Initially, the purpose of this study had been only to explore information behavior of freshly retired scholars from a wide range of Polish university faculties. However, as the research progressed, it appeared that information practices, along with their affective background, described by former faculty members followed an astonishingly salient pattern resembling mourning. Following this path, I adjusted the research goals to provide the answers to the following questions: a) in scholar’s everyday life, is retirement a triggering event likely to provoke an information mourning? and, b) if so, what are the behavioral manifestations and consequences of such an information mourning process? This study pursues four goals: 1) to identify and describe retired scholars’ information behaviors that mightconstitute information mourning; 2) to assess the harmfulness/neutrality of these behaviors for ex faculty members’ wellbeing and, in cases of observed negative impact, reflect on possible remedies; 3) to identify and describe constant and individually variable coping strategies applied by scholars in order to mitigate information losses(see Williamson, 2005; Israeli, 2020); and 4) to interpret the findings in the light of information ecology.
The study consisted of a series of 12 individual in-depth interviews conducted with researchers in the humanities and sciences who had retired from Polish universities within the last 2 years. , . The interviews were treated and processed en bloc as a set of narratives and submitted to discourse analysis using the method of cognitive metaphor mapping. Based on this textual material only, I extracted simple and ramified metaphors and interpreted them following a nomothetic approach without any preconceived assumptions (Massey & Ehrensberger-Dow, 2017; Csatár, 2014). Interviewed scholars tended to consider their retirement from university as a colossal personal loss, often described in terms such as banishment, amputation, and orphancy. The majority of the interviewees felt outcast from their familiar identity-shaping information ecosystem. The scale of experienced loss seems to set off a regular process of mourning with its typical stages of rebellion, anger, resignment, and so forth.
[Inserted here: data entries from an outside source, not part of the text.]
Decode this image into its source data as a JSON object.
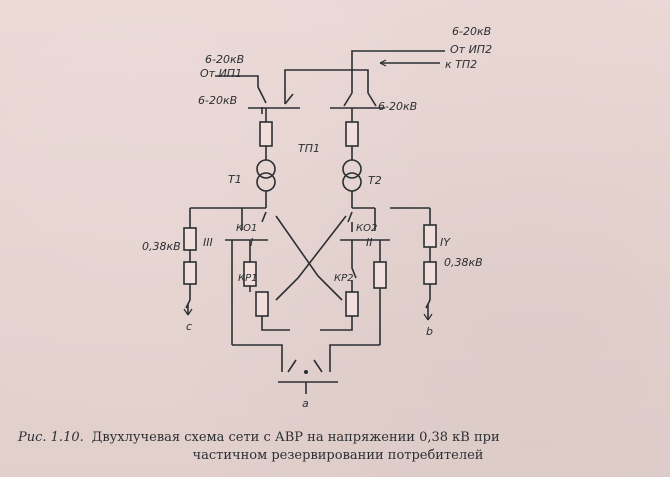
{
  "diagram": {
    "labels": {
      "v_6_20_top_right": "6-20кВ",
      "from_ip2": "От ИП2",
      "to_tp2": "к ТП2",
      "v_6_20_top_left": "6-20кВ",
      "from_ip1": "От ИП1",
      "v_6_20_left_bus": "6-20кВ",
      "v_6_20_right_bus": "6-20кВ",
      "tp1": "ТП1",
      "t1": "Т1",
      "t2": "Т2",
      "ko1": "КО1",
      "ko2": "КО2",
      "bus_i": "I",
      "bus_ii": "II",
      "bus_iii": "III",
      "bus_iv": "IY",
      "kr1": "КР1",
      "kr2": "КР2",
      "v_038_left": "0,38кВ",
      "v_038_right": "0,38кВ",
      "load_c": "с",
      "load_b": "b",
      "load_a": "а"
    }
  },
  "caption": {
    "figure": "Рис. 1.10.",
    "line1": "Двухлучевая схема сети с АВР  на напряжении 0,38  кВ при",
    "line2": "частичном резервировании потребителей"
  }
}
Based on key assumptions of information ecology, as theorized inter alia by Fidel, Nardi and O’Day (Fidel, 2012; Nardi & O’Day, 2000) and research findings on information behavior of seniors (Williamson, 2005; Kim et al. 2016), combined with the conceptual framework of information horizons by Diane H. Sonnenwald (2005), information mourning could be defined as morbidly prolonged, harmful disturbance of individual information space caused by a loss of physical and immaterial connections with a larger community. Caught in the spiral of grief, the individual does not have enough agency left to recover without aid. It appears, however, that the affective heaviness of being cut off from the university information ecosystem might by relieved, and coping mechanism enhanced, by putting in place some simple practical remedies. The aim of these remedies should be to restore the sense of belonging and rebuild broken attachments with the academic community and, hence, accelerate readaptation. I will describe these remedies in the paper.
References
- Csatár, P. (2014). Data structure in cognitive metaphor research. Peter Lang Edition.
- Fidel, R. (2012). Human information interaction: An ecological approach to information behavior. Mit Press.
- Israeli, T. (2020). Losing information is like losing an arm: employee reactions to data loss. Behaviour & Information Technology, 39(12), 1297–1307.
- Kim, M. J., et al. (2016). Seniors’ loyalty to social network sites: Effects of social capital and attachment. International Journal of Information Management, 36(6), 1020–1032.
- Massey, G., & Ehrensberger-Dow, M. (2017). Translating conceptual metaphor: The processes of managing interlingual asymmetry. Research in Language, 15(2), 173–189.
- Nardi, B. A., & O’Day, V. (2000). Information ecologies: Using technology with heart. Mit Press.
- Sonnenwald, H. (2005). Information Horizons. In K. Fisher, S. Erdelez, L. McKechnie (Eds.), Theories of Information Behavior (pp.191–197). Information Today.
- Williamson, C. (2005). Ecological theory of human information behavior. In L. McKechnie (Ed.), Theories of information behavior: A researcher’s guide. (pp. 128–132). Information Today.